PREHOST: Host prediction of coronaviridae family using machine learning

Heliyon. 2023 Feb;9(2):e13646. doi: 10.1016/j.heliyon.2023.e13646. Epub 2023 Feb 11.

Abstract

Coronavirus, a zoonotic virus capable of transmitting infections from animals to humans, emerged as a pandemic recently. In such circumstances, it is essential to understand the virus's origin. In this study, we present a novel machine-learning pipeline PreHost for host prediction of the family, Coronaviridae. We leverage the complete viral genome and sequences at the protein level (spike protein, membrane protein, and nucleocapsid protein).
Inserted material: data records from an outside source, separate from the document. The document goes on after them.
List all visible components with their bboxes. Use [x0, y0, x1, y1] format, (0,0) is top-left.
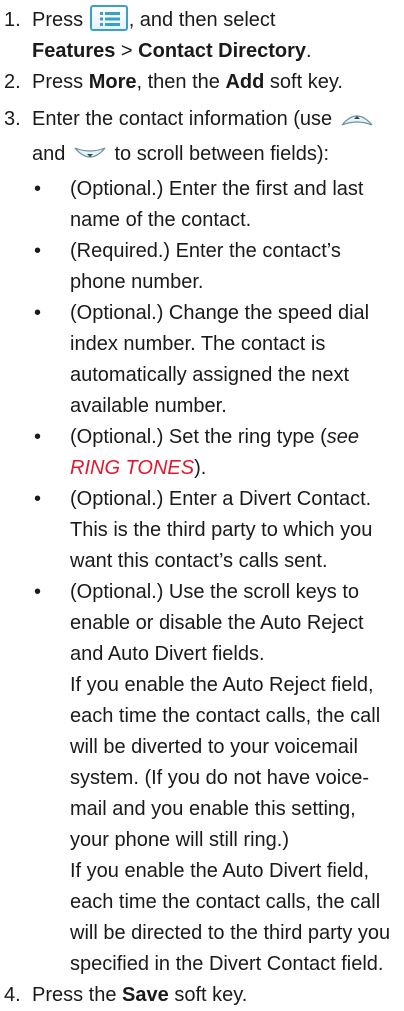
step-text: Press , and then select Features > Conta… [32, 5, 400, 67]
list-item: • (Optional.) Enter a Divert Contact. Th… [32, 484, 400, 577]
step-1: 1. Press , and then select Features > Co… [4, 5, 400, 67]
bullet-icon: • [34, 178, 42, 200]
menu-features: Features [32, 40, 116, 62]
ring-tones-link[interactable]: RING TONES [70, 457, 194, 479]
bullet-icon: • [34, 240, 42, 262]
list-item: • (Optional.) Enter the first and last n… [32, 174, 400, 236]
auto-divert-note: If you enable the Auto Divert field, eac… [70, 860, 391, 975]
list-item: • (Optional.) Use the scroll keys to ena… [32, 577, 400, 670]
bullet-icon: • [34, 488, 42, 510]
more-key-label: More [88, 71, 137, 93]
step-3: 3. Enter the contact information (use an… [4, 104, 400, 174]
list-item: • (Optional.) Change the speed dial inde… [32, 298, 400, 422]
step-number: 1. [4, 9, 21, 31]
step-text: Press the Save soft key. [32, 984, 248, 1006]
add-key-label: Add [225, 71, 265, 93]
instruction-document: 1. Press , and then select Features > Co… [0, 0, 404, 1011]
step-text: Press More, then the Add soft key. [32, 71, 343, 93]
list-item: • (Required.) Enter the contact’s phone … [32, 236, 400, 298]
step-number: 2. [4, 71, 21, 93]
scroll-up-key-icon [340, 108, 374, 139]
field-bullet-list: • (Optional.) Enter the first and last n… [4, 174, 400, 670]
step-text: Enter the contact information (use and t… [32, 104, 400, 174]
menu-contact-directory: Contact Directory [138, 40, 306, 62]
auto-reject-note: If you enable the Auto Reject field, eac… [70, 674, 381, 851]
step-number: 4. [4, 984, 21, 1006]
scroll-down-key-icon [73, 143, 107, 174]
step-4: 4. Press the Save soft key. [4, 980, 400, 1011]
menu-key-icon [89, 5, 128, 31]
bullet-icon: • [34, 302, 42, 324]
bullet-icon: • [34, 581, 42, 603]
list-item: • (Optional.) Set the ring type (see RING… [32, 422, 400, 484]
step-number: 3. [4, 108, 21, 130]
bullet-icon: • [34, 426, 42, 448]
step-2: 2. Press More, then the Add soft key. [4, 67, 400, 98]
save-key-label: Save [122, 984, 169, 1006]
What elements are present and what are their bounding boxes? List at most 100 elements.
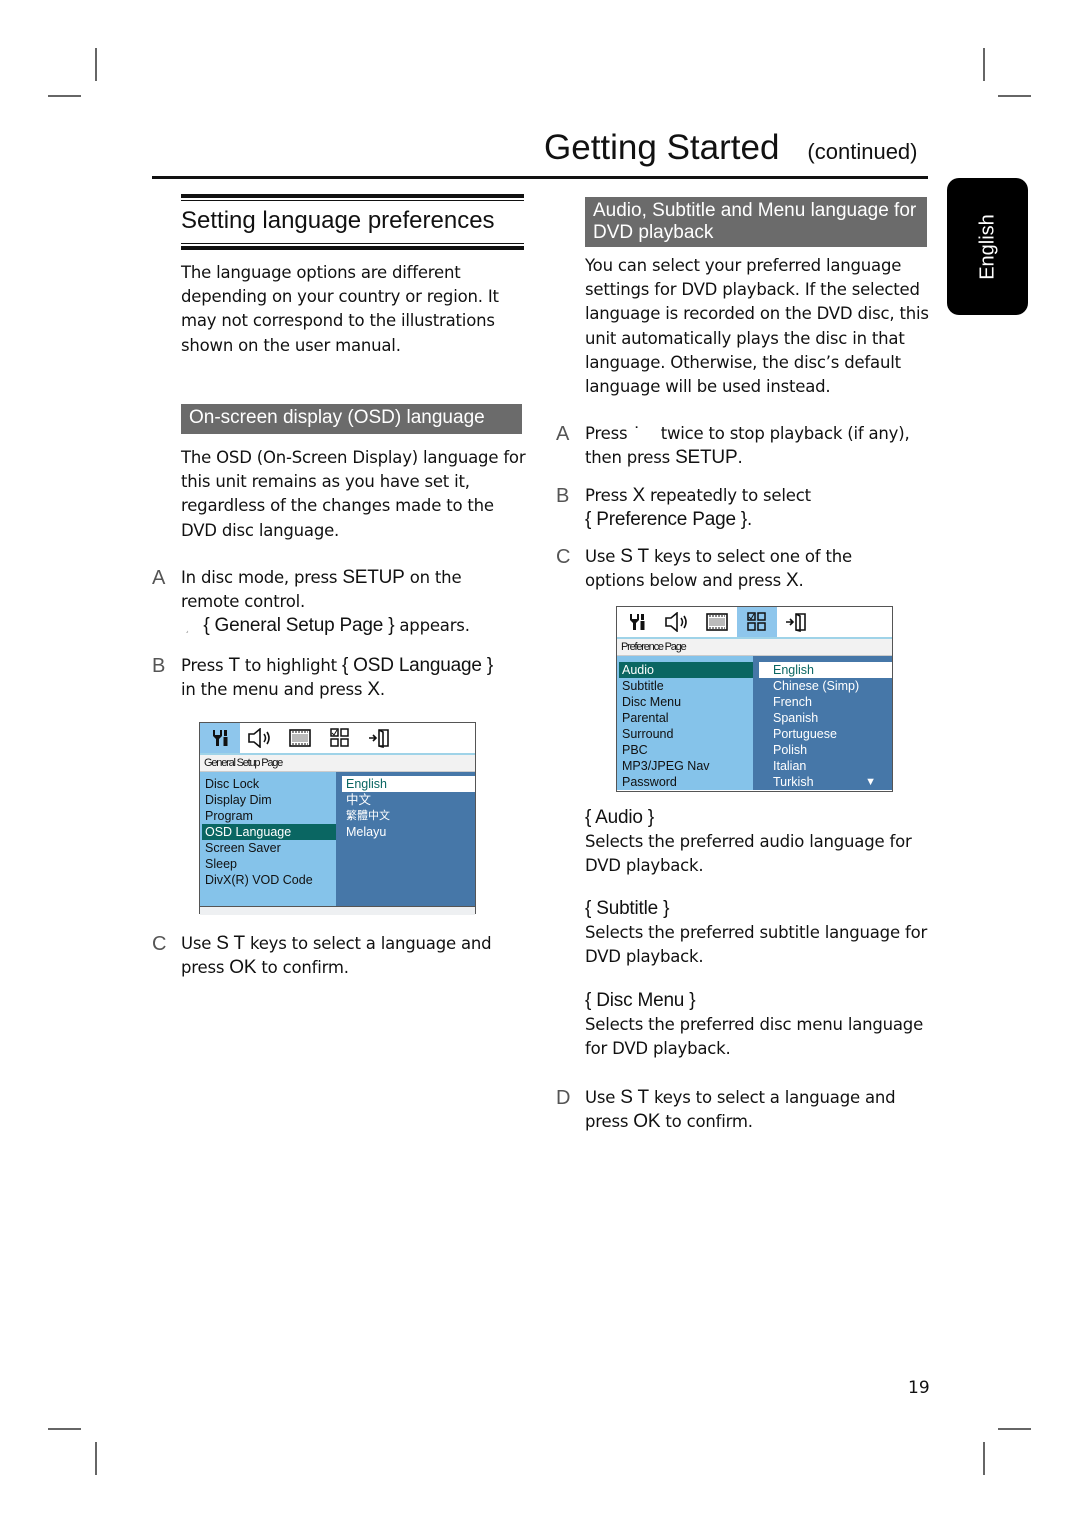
step-text: to confirm. — [660, 1112, 753, 1132]
crop-mark — [95, 1442, 97, 1475]
step-text: Press — [585, 486, 633, 505]
crop-mark — [95, 48, 97, 81]
osd-menu-item[interactable]: MP3/JPEG Nav — [619, 758, 753, 774]
step-text: in the menu and press — [181, 680, 368, 700]
dvd-intro-paragraph: You can select your preferred language s… — [585, 256, 929, 397]
option-title: { Audio } — [585, 807, 654, 828]
option-audio: { Audio } Selects the preferred audio la… — [585, 806, 930, 879]
osd-body: Audio Subtitle Disc Menu Parental Surrou… — [617, 656, 892, 790]
step-text: to confirm. — [256, 958, 349, 978]
key-label: X — [786, 570, 799, 592]
osd-menu-item[interactable]: Subtitle — [619, 678, 753, 694]
general-setup-icon[interactable] — [200, 723, 240, 753]
section-title-block: Setting language preferences — [181, 194, 524, 250]
osd-menu-item-selected[interactable]: OSD Language — [202, 824, 336, 840]
osd-menu-item[interactable]: Parental — [619, 710, 753, 726]
step-text: . — [798, 571, 804, 591]
key-label: S T — [620, 546, 649, 567]
dvd-language-heading: Audio, Subtitle and Menu language for DV… — [585, 197, 927, 247]
osd-option[interactable]: Italian — [759, 758, 892, 774]
title-rule — [152, 176, 928, 179]
divider — [181, 194, 524, 198]
step-text: . — [379, 680, 385, 700]
key-label: S T — [620, 1087, 649, 1108]
step-text: keys to select a language and — [648, 1088, 896, 1107]
osd-menu-item[interactable]: DivX(R) VOD Code — [202, 872, 336, 888]
step-letter: B — [152, 655, 166, 677]
osd-option[interactable]: 繁體中文 — [342, 808, 475, 824]
osd-menu-item[interactable]: Password — [619, 774, 753, 790]
osd-menu-item[interactable]: Display Dim — [202, 792, 336, 808]
exit-icon[interactable] — [360, 723, 400, 753]
key-label: OK — [633, 1111, 661, 1133]
exit-icon[interactable] — [777, 607, 817, 637]
key-label: T — [228, 655, 240, 676]
osd-menu-item[interactable]: PBC — [619, 742, 753, 758]
video-setup-icon[interactable] — [280, 723, 320, 753]
step-text: then press — [585, 448, 676, 468]
video-setup-icon[interactable] — [697, 607, 737, 637]
step-text: . — [747, 510, 753, 530]
page-title-continued: (continued) — [807, 139, 918, 164]
option-subtitle: { Subtitle } Selects the preferred subti… — [585, 897, 930, 970]
step-text: twice to stop playback (if any), — [640, 424, 910, 443]
option-description: Selects the preferred audio language for… — [585, 832, 912, 876]
osd-menu-item[interactable]: Screen Saver — [202, 840, 336, 856]
scroll-down-icon[interactable]: ▼ — [865, 776, 876, 788]
step-b: B Press X repeatedly to select { Prefere… — [556, 484, 930, 532]
audio-setup-icon[interactable] — [657, 607, 697, 637]
language-tab-label: English — [976, 213, 998, 280]
preference-icon[interactable] — [737, 607, 777, 637]
intro-paragraph: The language options are different depen… — [181, 263, 499, 355]
osd-option[interactable]: Polish — [759, 742, 892, 758]
step-text: . — [737, 448, 743, 468]
crop-mark — [998, 1428, 1031, 1430]
step-d: D Use S T keys to select a language and … — [556, 1086, 930, 1134]
osd-option[interactable]: French — [759, 694, 892, 710]
preference-icon[interactable] — [320, 723, 360, 753]
osd-menu-item[interactable]: Disc Lock — [202, 776, 336, 792]
option-title: { Disc Menu } — [585, 990, 696, 1011]
osd-paragraph: The OSD (On-Screen Display) language for… — [181, 448, 526, 540]
divider — [181, 246, 524, 250]
osd-footer — [200, 906, 475, 915]
osd-option[interactable]: Melayu — [342, 824, 475, 840]
audio-setup-icon[interactable] — [240, 723, 280, 753]
step-c: C Use S T keys to select a language and … — [152, 932, 526, 980]
osd-option[interactable]: Spanish — [759, 710, 892, 726]
osd-option[interactable]: Chinese (Simp) — [759, 678, 892, 694]
osd-menu-item[interactable]: Surround — [619, 726, 753, 742]
step-b: B Press T to highlight { OSD Language } … — [152, 654, 526, 702]
osd-option-selected[interactable]: English — [759, 662, 892, 678]
step-a: A In disc mode, press SETUP on the remot… — [152, 566, 526, 642]
step-text: remote control. — [181, 592, 306, 612]
step-letter: C — [152, 933, 167, 955]
key-label: SETUP — [342, 567, 405, 588]
step-text: Use — [181, 934, 217, 953]
osd-menu-list: Disc Lock Display Dim Program OSD Langua… — [200, 772, 336, 906]
section-title: Setting language preferences — [181, 207, 495, 234]
general-setup-icon[interactable] — [617, 607, 657, 637]
osd-menu-item[interactable]: Sleep — [202, 856, 336, 872]
page-title: Getting Started (continued) — [544, 128, 918, 168]
key-label: { Preference Page } — [585, 509, 748, 531]
osd-option-list: English 中文 繁體中文 Melayu — [336, 772, 475, 906]
step-text: keys to select a language and — [244, 934, 492, 953]
osd-icon-bar — [200, 723, 475, 755]
step-text: on the — [404, 568, 462, 587]
step-text: press — [585, 1112, 634, 1132]
step-letter: D — [556, 1087, 571, 1109]
osd-body: Disc Lock Display Dim Program OSD Langua… — [200, 772, 475, 906]
osd-page-label: Preference Page — [617, 639, 892, 656]
osd-menu-list: Audio Subtitle Disc Menu Parental Surrou… — [617, 656, 753, 790]
osd-option[interactable]: Portuguese — [759, 726, 892, 742]
key-label: { General Setup Page } — [203, 615, 395, 637]
osd-menu-item[interactable]: Disc Menu — [619, 694, 753, 710]
osd-menu-item-selected[interactable]: Audio — [619, 662, 753, 678]
osd-menu-item[interactable]: Program — [202, 808, 336, 824]
osd-option-selected[interactable]: English — [342, 776, 475, 792]
step-letter: B — [556, 485, 570, 507]
osd-option[interactable]: 中文 — [342, 792, 475, 808]
step-text: appears. — [394, 616, 470, 636]
option-description: Selects the preferred disc menu language… — [585, 1015, 924, 1059]
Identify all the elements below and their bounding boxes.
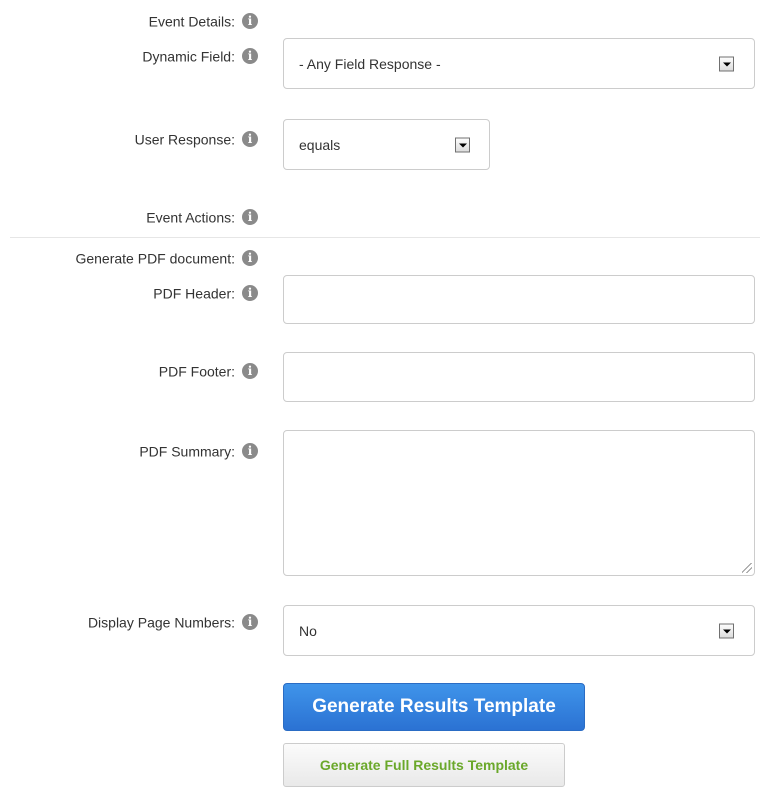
event-form: Event Details: i Dynamic Field: i - Any Fi… <box>0 0 760 787</box>
pdf-footer-label: PDF Footer: i <box>159 362 258 380</box>
resize-handle-icon[interactable] <box>742 563 752 573</box>
dynamic-field-selected-value: - Any Field Response - <box>299 55 441 72</box>
info-icon[interactable]: i <box>242 443 258 460</box>
info-icon[interactable]: i <box>242 614 258 631</box>
info-icon[interactable]: i <box>242 131 258 148</box>
info-icon[interactable]: i <box>242 48 258 65</box>
generate-pdf-label: Generate PDF document: i <box>75 249 258 267</box>
pdf-header-label: PDF Header: i <box>153 284 258 302</box>
user-response-selected-value: equals <box>299 136 341 153</box>
chevron-down-icon[interactable] <box>719 623 734 638</box>
event-details-label: Event Details: i <box>149 12 258 30</box>
pdf-summary-textarea[interactable] <box>283 430 755 576</box>
info-icon[interactable]: i <box>242 13 258 30</box>
event-actions-label: Event Actions: i <box>146 208 258 226</box>
info-icon[interactable]: i <box>242 250 258 267</box>
info-icon[interactable]: i <box>242 209 258 226</box>
dynamic-field-select[interactable]: - Any Field Response - <box>283 38 755 89</box>
pdf-footer-input[interactable] <box>283 352 755 402</box>
generate-full-results-template-button[interactable]: Generate Full Results Template <box>283 743 565 787</box>
generate-results-template-button[interactable]: Generate Results Template <box>283 683 585 731</box>
display-page-numbers-select[interactable]: No <box>283 605 755 656</box>
user-response-label: User Response: i <box>135 130 258 148</box>
dynamic-field-label: Dynamic Field: i <box>142 47 258 65</box>
user-response-select[interactable]: equals <box>283 119 490 170</box>
info-icon[interactable]: i <box>242 363 258 380</box>
display-page-numbers-selected-value: No <box>299 622 317 639</box>
pdf-summary-label: PDF Summary: i <box>139 442 258 460</box>
chevron-down-icon[interactable] <box>719 56 734 71</box>
chevron-down-icon[interactable] <box>455 137 470 152</box>
pdf-header-input[interactable] <box>283 275 755 324</box>
display-page-numbers-label: Display Page Numbers: i <box>88 613 258 631</box>
section-divider <box>10 237 760 238</box>
info-icon[interactable]: i <box>242 285 258 302</box>
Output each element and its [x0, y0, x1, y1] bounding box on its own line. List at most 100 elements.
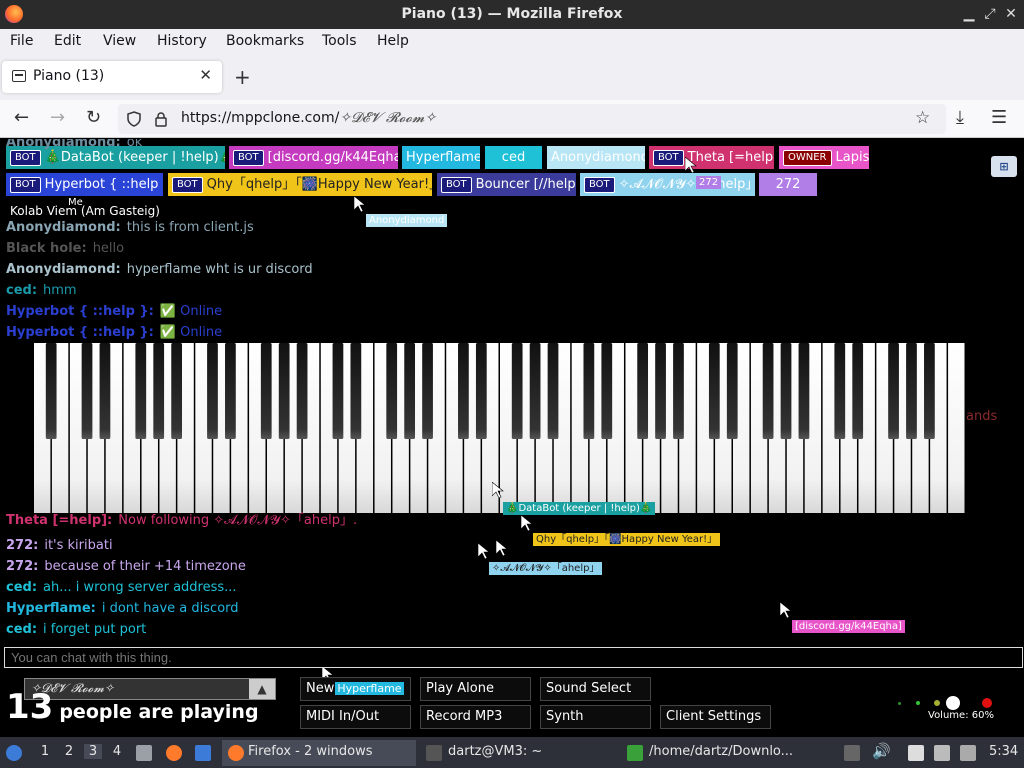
url-text[interactable]: https://mppclone.com/✧𝓓𝓔𝓥 𝓡𝓸𝓸𝓶✧ — [181, 110, 436, 126]
lock-icon[interactable] — [154, 111, 168, 127]
menu-tools[interactable]: Tools — [322, 33, 357, 49]
piano-black-key[interactable] — [332, 343, 344, 439]
piano-black-key[interactable] — [708, 343, 720, 439]
speaker-icon[interactable]: 🔊 — [872, 742, 891, 760]
midi-button[interactable]: MIDI In/Out — [300, 705, 411, 729]
participant-qhy[interactable]: BOT Qhy「qhelp」「🎆Happy New Year!」 — [168, 173, 432, 196]
shield-icon[interactable] — [126, 111, 142, 127]
piano-black-key[interactable] — [673, 343, 684, 439]
piano-black-key[interactable] — [296, 343, 308, 439]
participant-hyperflame[interactable]: Hyperflame — [402, 146, 480, 169]
piano-black-key[interactable] — [834, 343, 846, 439]
participant-ced[interactable]: ced — [485, 146, 542, 169]
menu-hamburger-icon[interactable]: ☰ — [991, 108, 1007, 128]
piano-black-key[interactable] — [458, 343, 469, 439]
piano-black-key[interactable] — [852, 343, 864, 439]
piano-black-key[interactable] — [906, 343, 917, 439]
piano-black-key[interactable] — [81, 343, 93, 439]
network-icon[interactable] — [934, 745, 950, 761]
file-manager-icon[interactable] — [136, 745, 152, 761]
back-icon[interactable]: ← — [14, 108, 29, 128]
piano-black-key[interactable] — [135, 343, 147, 439]
synth-button[interactable]: Synth — [540, 705, 651, 729]
piano-black-key[interactable] — [780, 343, 792, 439]
sound-select-button[interactable]: Sound Select — [540, 677, 651, 701]
piano-black-key[interactable] — [171, 343, 183, 439]
new-room-button[interactable]: New Hyperflame — [300, 677, 411, 701]
keyboard-layout-icon[interactable] — [844, 745, 860, 761]
clipboard-icon[interactable] — [908, 745, 924, 761]
piano-black-key[interactable] — [45, 343, 57, 439]
chat-input[interactable] — [4, 647, 1023, 668]
workspace-1[interactable]: 1 — [36, 744, 54, 759]
play-alone-button[interactable]: Play Alone — [420, 677, 531, 701]
close-window-icon[interactable]: ✕ — [1002, 4, 1020, 24]
piano-black-key[interactable] — [529, 343, 541, 439]
taskbar-files-label[interactable]: /home/dartz/Downlo... — [649, 744, 793, 759]
tab-piano[interactable]: Piano (13) ✕ — [2, 61, 222, 93]
participant-272[interactable]: 272 — [759, 173, 817, 196]
piano-black-key[interactable] — [404, 343, 416, 439]
participant-bouncer[interactable]: BOT Bouncer [//help] — [437, 173, 576, 196]
piano-black-key[interactable] — [511, 343, 523, 439]
desktop-icon[interactable] — [195, 745, 211, 761]
participant-theta[interactable]: BOT Theta [=help] — [649, 146, 774, 169]
piano-black-key[interactable] — [655, 343, 666, 439]
record-mp3-button[interactable]: Record MP3 — [420, 705, 531, 729]
chat-fragment: ands — [966, 409, 998, 424]
piano-black-key[interactable] — [386, 343, 398, 439]
terminal-icon[interactable] — [426, 745, 442, 761]
taskbar-terminal-label[interactable]: dartz@VM3: ~ — [448, 744, 542, 759]
taskbar-firefox[interactable]: Firefox - 2 windows — [222, 740, 416, 766]
keyboard-toggle-icon[interactable]: ⊞ — [991, 156, 1017, 177]
menu-view[interactable]: View — [103, 33, 136, 49]
downloads-icon[interactable]: ⤓ — [956, 108, 964, 128]
menu-help[interactable]: Help — [377, 33, 409, 49]
piano-black-key[interactable] — [924, 343, 935, 439]
bookmark-star-icon[interactable]: ☆ — [915, 108, 930, 128]
piano-black-key[interactable] — [278, 343, 290, 439]
piano-black-key[interactable] — [260, 343, 272, 439]
tray-app-icon[interactable] — [960, 745, 976, 761]
piano-black-key[interactable] — [583, 343, 595, 439]
maximize-icon[interactable]: ⤢ — [981, 4, 999, 24]
client-settings-button[interactable]: Client Settings — [660, 705, 771, 729]
piano-black-key[interactable] — [207, 343, 218, 439]
piano-black-key[interactable] — [350, 343, 362, 439]
participant-discord-bot[interactable]: BOT [discord.gg/k44Eqha] — [229, 146, 398, 169]
new-tab-icon[interactable]: + — [234, 65, 251, 89]
participant-anonydiamond[interactable]: Anonydiamond — [547, 146, 645, 169]
workspace-2[interactable]: 2 — [60, 744, 78, 759]
menu-file[interactable]: File — [10, 33, 33, 49]
piano-black-key[interactable] — [798, 343, 810, 439]
participant-anony[interactable]: BOT ✧𝓐𝓝𝓞𝓝𝓨✧「ahelp」 — [580, 173, 755, 196]
piano-black-key[interactable] — [888, 343, 899, 439]
participant-lapis[interactable]: OWNER Lapis — [779, 146, 869, 169]
minimize-icon[interactable]: ▁ — [960, 4, 978, 24]
tab-close-icon[interactable]: ✕ — [199, 66, 212, 84]
menu-bookmarks[interactable]: Bookmarks — [226, 33, 304, 49]
menu-edit[interactable]: Edit — [54, 33, 81, 49]
participant-hyperbot[interactable]: BOT Hyperbot { ::help } — [6, 173, 163, 196]
piano-white-key[interactable] — [948, 343, 965, 513]
workspace-3[interactable]: 3 — [84, 744, 102, 759]
firefox-launcher-icon[interactable] — [166, 745, 182, 761]
forward-icon[interactable]: → — [50, 108, 65, 128]
piano-black-key[interactable] — [726, 343, 738, 439]
workspace-4[interactable]: 4 — [108, 744, 126, 759]
reload-icon[interactable]: ↻ — [86, 108, 101, 128]
piano-black-key[interactable] — [637, 343, 649, 439]
volume-knob[interactable] — [946, 696, 960, 710]
piano-black-key[interactable] — [225, 343, 236, 439]
start-menu-icon[interactable] — [6, 745, 22, 761]
piano-black-key[interactable] — [762, 343, 774, 439]
piano-black-key[interactable] — [547, 343, 559, 439]
piano-black-key[interactable] — [422, 343, 433, 439]
piano-black-key[interactable] — [153, 343, 165, 439]
piano-black-key[interactable] — [601, 343, 613, 439]
menu-history[interactable]: History — [157, 33, 207, 49]
url-bar[interactable]: https://mppclone.com/✧𝓓𝓔𝓥 𝓡𝓸𝓸𝓶✧ — [118, 104, 946, 134]
piano-black-key[interactable] — [99, 343, 111, 439]
folder-icon[interactable] — [627, 745, 643, 761]
piano-black-key[interactable] — [475, 343, 487, 439]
Compared with the current state-of-the-art approaches, the random forest model attained high accuracy and recall scores of 99.91% and 0.98, respectively, for genome sequences. In addition to the spike protein sequences, our study shows membrane and nucleocapsid protein sequences can be utilized to predict the host of viruses. We also identified important sites in the viral sequences that help distinguish between different host classes. The host prediction pipeline PreHost will cater as a valuable tool to take effective measures to govern the transmission of future viruses.

Keywords: Biological sequences; Coronaviridae; Feature identification; Host specificity; Random forest; SARS-CoV-2; Zoonosis.